A bamboo bicycle: the frame and handles are made of bamboo; conventional material for the brakes, chain and tyres; glass fibre replaces nuts and bolts to join the frame. Weighing 15 kg, 2 kg less than conventional bicycles, it does not fall short on features, like gears. drives Vijay Sharma, 34, a manufacturer of office furniture, has developed the bicycle. His cycle can withstand bumpy rides, and has global enthusiasts interested. "If we mass produce this, it could prevent so many tonnes of iron ore being converted to steel to manufacture cycles, and thus, even fewer emissions," says Sharma. For now, he has set up a workshop in Nagpur under the supervision of his friend Vaibhav Kaley. They are making only 10 such bicycles initially, each of which will sell for Rs 10,000. Vijay believes that his bamboo bicycle is so strong that he can take it on the 900-km, eight-day ride called the Tour of Nilgiris. The tour, which is the longest organised bicycle ride in the country and goes through punishing terrain, could very well be the litmus test for the bicycle. Using bamboo to build a bicycle frame results in saving about 3.5 kgs of non-renewable steel. That's quite a saving when you think about bicycles in millions.

Based on reports in INDIA TODAY of September 10, 2009, September 20, 2009.


For the past 30 years, T S Aboobaker has been reaching Kadiyali junction (in Bangalore, Karnataka, Bharat) at 8.15 AM, just when traffic peaks. His job: manning traffic at the busy junction and helping school children cross the roads. He is on this job till 10 AM. And then he is back at the same junction at 4 PM when schoolchildren  go home, and continues till 5 PM. One fateful day 30 years ago, while at work, he saw a young school boy being knocked down by a bus. Aboobaker rushed across and carried the boy to hospital. Timely intervention saved the little one's life. And it was then that he decided that he would help school children cross the road safely.
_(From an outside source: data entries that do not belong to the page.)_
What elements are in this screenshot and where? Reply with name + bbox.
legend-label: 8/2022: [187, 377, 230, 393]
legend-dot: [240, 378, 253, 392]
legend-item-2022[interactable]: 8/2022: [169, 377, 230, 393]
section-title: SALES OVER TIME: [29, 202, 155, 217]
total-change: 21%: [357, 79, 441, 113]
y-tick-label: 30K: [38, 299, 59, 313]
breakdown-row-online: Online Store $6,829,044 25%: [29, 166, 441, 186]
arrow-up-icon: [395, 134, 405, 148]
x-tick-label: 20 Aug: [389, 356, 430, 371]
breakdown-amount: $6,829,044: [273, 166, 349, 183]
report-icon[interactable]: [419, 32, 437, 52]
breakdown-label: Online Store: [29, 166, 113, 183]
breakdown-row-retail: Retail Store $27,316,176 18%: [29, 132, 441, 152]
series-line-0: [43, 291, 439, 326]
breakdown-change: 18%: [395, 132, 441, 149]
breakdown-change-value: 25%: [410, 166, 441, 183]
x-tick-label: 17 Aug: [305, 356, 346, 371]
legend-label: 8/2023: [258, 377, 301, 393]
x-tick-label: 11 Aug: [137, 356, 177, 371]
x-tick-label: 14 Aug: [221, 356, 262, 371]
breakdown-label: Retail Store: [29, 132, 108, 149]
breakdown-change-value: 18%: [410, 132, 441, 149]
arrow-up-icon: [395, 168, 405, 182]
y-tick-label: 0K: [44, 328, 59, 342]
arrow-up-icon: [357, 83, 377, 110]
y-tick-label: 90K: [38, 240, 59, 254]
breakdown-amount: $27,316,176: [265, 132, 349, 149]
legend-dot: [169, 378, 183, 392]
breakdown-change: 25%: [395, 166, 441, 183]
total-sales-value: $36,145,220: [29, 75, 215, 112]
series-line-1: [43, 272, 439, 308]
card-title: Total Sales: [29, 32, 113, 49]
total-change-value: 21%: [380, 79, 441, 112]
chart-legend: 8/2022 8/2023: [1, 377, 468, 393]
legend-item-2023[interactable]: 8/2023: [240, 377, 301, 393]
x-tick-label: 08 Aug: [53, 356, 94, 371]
He runs a small business of making seat cushions for two-wheelers and school bags at Kunjibettu. His prized possession: the traffic warden's uniform that home minister Dr. V S Acharya presented him with. "I intend to take care of school children as long as I have strength in my body," he says.

 Based on a report in THE TIMES OF INDIA OF July 14, 2009


A motorcyclist fell from his vehicle and got injured after being hit by a speeding car at the busy Vijay Chowk (in New Delhi, Bharat). Union Railway Minister Mamata Banerjee, who was also going on the same route, stepped out of her car to help the motorcyclist."Didi" as she is known among her followers was true to her spirits when she saw the accident and instructed her staff to arrange water for the injured. After taking the motorcyclist aside, she asked him about his well being. Clad in her traditional cotton sari, Mamata Banerjee took out first aid box from her car and put 'band-aid' on the scratches of the motorcyclist herself. But when media-personnel started hounding her, she was quick to leave the place saying her car was parked in a 'No Parking Zone' and that policemen may challan her for the same.